MALAGA’S courts dealt with 3 per cent more cases in the third quarter of the year.
Courts in the province handled 64,873 matters, almost 3 per cent more than in the same period in 2016. Of this increase, 1,747 cases involved civil matters, according to the Situation of Judicial Bodies report. Cases involving crime decreased by 367 in this period. A Malaga judge has said at least 30 more judges are needed in the city.
Jose Maria Paez, Dean Judge of Malaga, has been re-elected for the third time and has lost no time in setting out what the city’s justice system needs. In an interview with a Spanish newspaper, Paez explained, “the priority project is to increase the number of judges, since we are still very few. Spain has a number of magistrates well below the European average and thus it is impossible to give an answer with a minimum quality in a reasonable time.”
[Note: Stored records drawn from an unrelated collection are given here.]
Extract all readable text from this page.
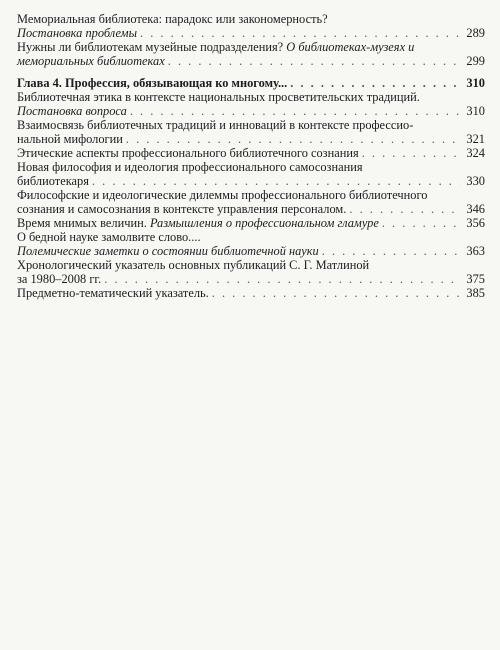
Мемориальная библиотека: парадокс или закономерность?
Постановка проблемы . . .	289
Нужны ли библиотекам музейные подразделения?
О библиотеках-музеях и
мемориальных библиотеках . . .	299
Глава 4. Профессия, обязывающая ко многому... . . .	310
Библиотечная этика в контексте национальных просветительских традиций.
Постановка вопроса . . .	310
Взаимосвязь библиотечных традиций и инноваций в контексте профессио-
нальной мифологии . . .	321
Этические аспекты профессионального библиотечного сознания . . .	324
Новая философия и идеология профессионального самосознания
библиотекаря . . .	330
Философские и идеологические дилеммы профессионального библиотечного
сознания и самосознания в контексте управления персоналом. . . .	346
Время мнимых величин.
Размышления о профессиональном гламуре . . .	356
О бедной науке замолвите слово....
Полемические заметки о состоянии библиотечной науки . . .	363
Хронологический указатель основных публикаций С. Г. Матлиной
за 1980–2008 гг. . . .	375
Предметно-тематический указатель. . . .	385
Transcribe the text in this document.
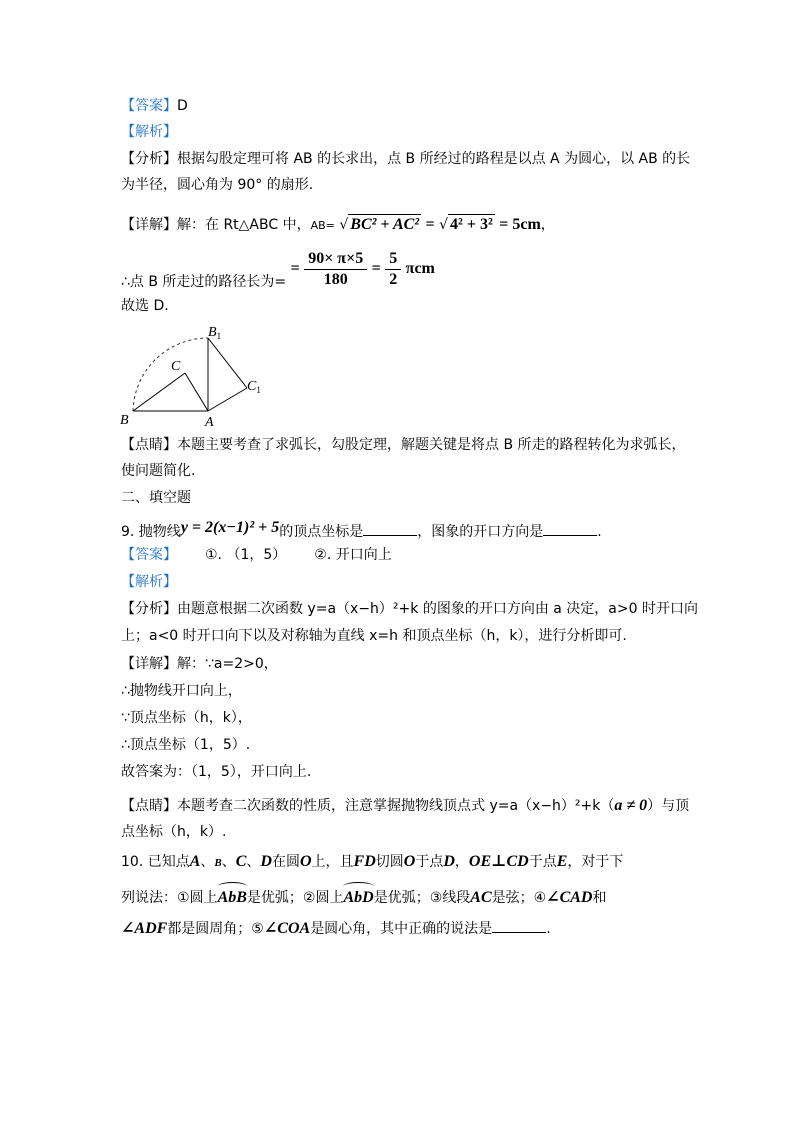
【答案】D
【解析】
【分析】根据勾股定理可将 AB 的长求出，点 B 所经过的路程是以点 A 为圆心，以 AB 的长
为半径，圆心角为 90° 的扇形.
【详解】解：在 Rt△ABC 中，AB= √ BC² + AC² = √ 4² + 3² = 5cm，
∴点 B 所走过的路径长为= = $\frac{90\times \pi\times 5}{180} = \frac{5}{2}$ πcm
故选 D.
B	A
C
$B_1$
$C_1$
【点睛】本题主要考查了求弧长，勾股定理，解题关键是将点 B 所走的路程转化为求弧长，
使问题简化.
二、填空题
9. 抛物线y = 2(x−1)² + 5的顶点坐标是	，图象的开口方向是	.
【答案】 ①. （1，5） ②. 开口向上
【解析】
【分析】由题意根据二次函数 y=a（x−h）²+k 的图象的开口方向由 a 决定，a>0 时开口向
上；a<0 时开口向下以及对称轴为直线 x=h 和顶点坐标（h，k），进行分析即可.
【详解】解：∵a=2>0，
∴抛物线开口向上，
∵顶点坐标（h，k），
∴顶点坐标（1，5）.
故答案为：（1，5），开口向上.
【点睛】本题考查二次函数的性质，注意掌握抛物线顶点式 y=a（x−h）²+k（a ≠ 0）与顶
点坐标（h，k）.
10. 已知点A、B、C、D在圆O上，且FD切圆O于点D，OE⊥CD于点E，对于下
列说法：①圆上AbB是优弧；②圆上AbD是优弧；③线段AC是弦；④∠CAD和
∠ADF都是圆周角；⑤∠COA是圆心角，其中正确的说法是	.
The judge added Malaga’s judicial system also needed more funds, as well as improvements to some courts.
In May, the Malaga Bar Association warned more courts would need to be opened to deal with the influx of floor clause mortgage cases.
Jose Maria Paez,”unless more resources are allocated, it will be very difficult to process this number of demands without incurring big delays.” A second specialist court to deal with these claims is planned for Malaga but no date has yet been announced. Jose Maria Paez believes at least another four may be necessary to deal with the weight of cases.
The group says the use of just one specially-appointed court to deal with these claims as led to significant delays, hindering justice and leaving claimants with years to wait before their case will be heard. The Malaga Bar Association says the plant, which was put in place to expedite these claims, has failed and site the 2,100 cases lodged since June 1 as evidence the court is overburdened. It also warns having one central court in Malaga limits justice to those living in remote areas of the province.
Belen Rincon, a lawyer specialising in bank claims, also explained more claimants than expected were forced to take their cases to court after banks have been reluctant to pay out.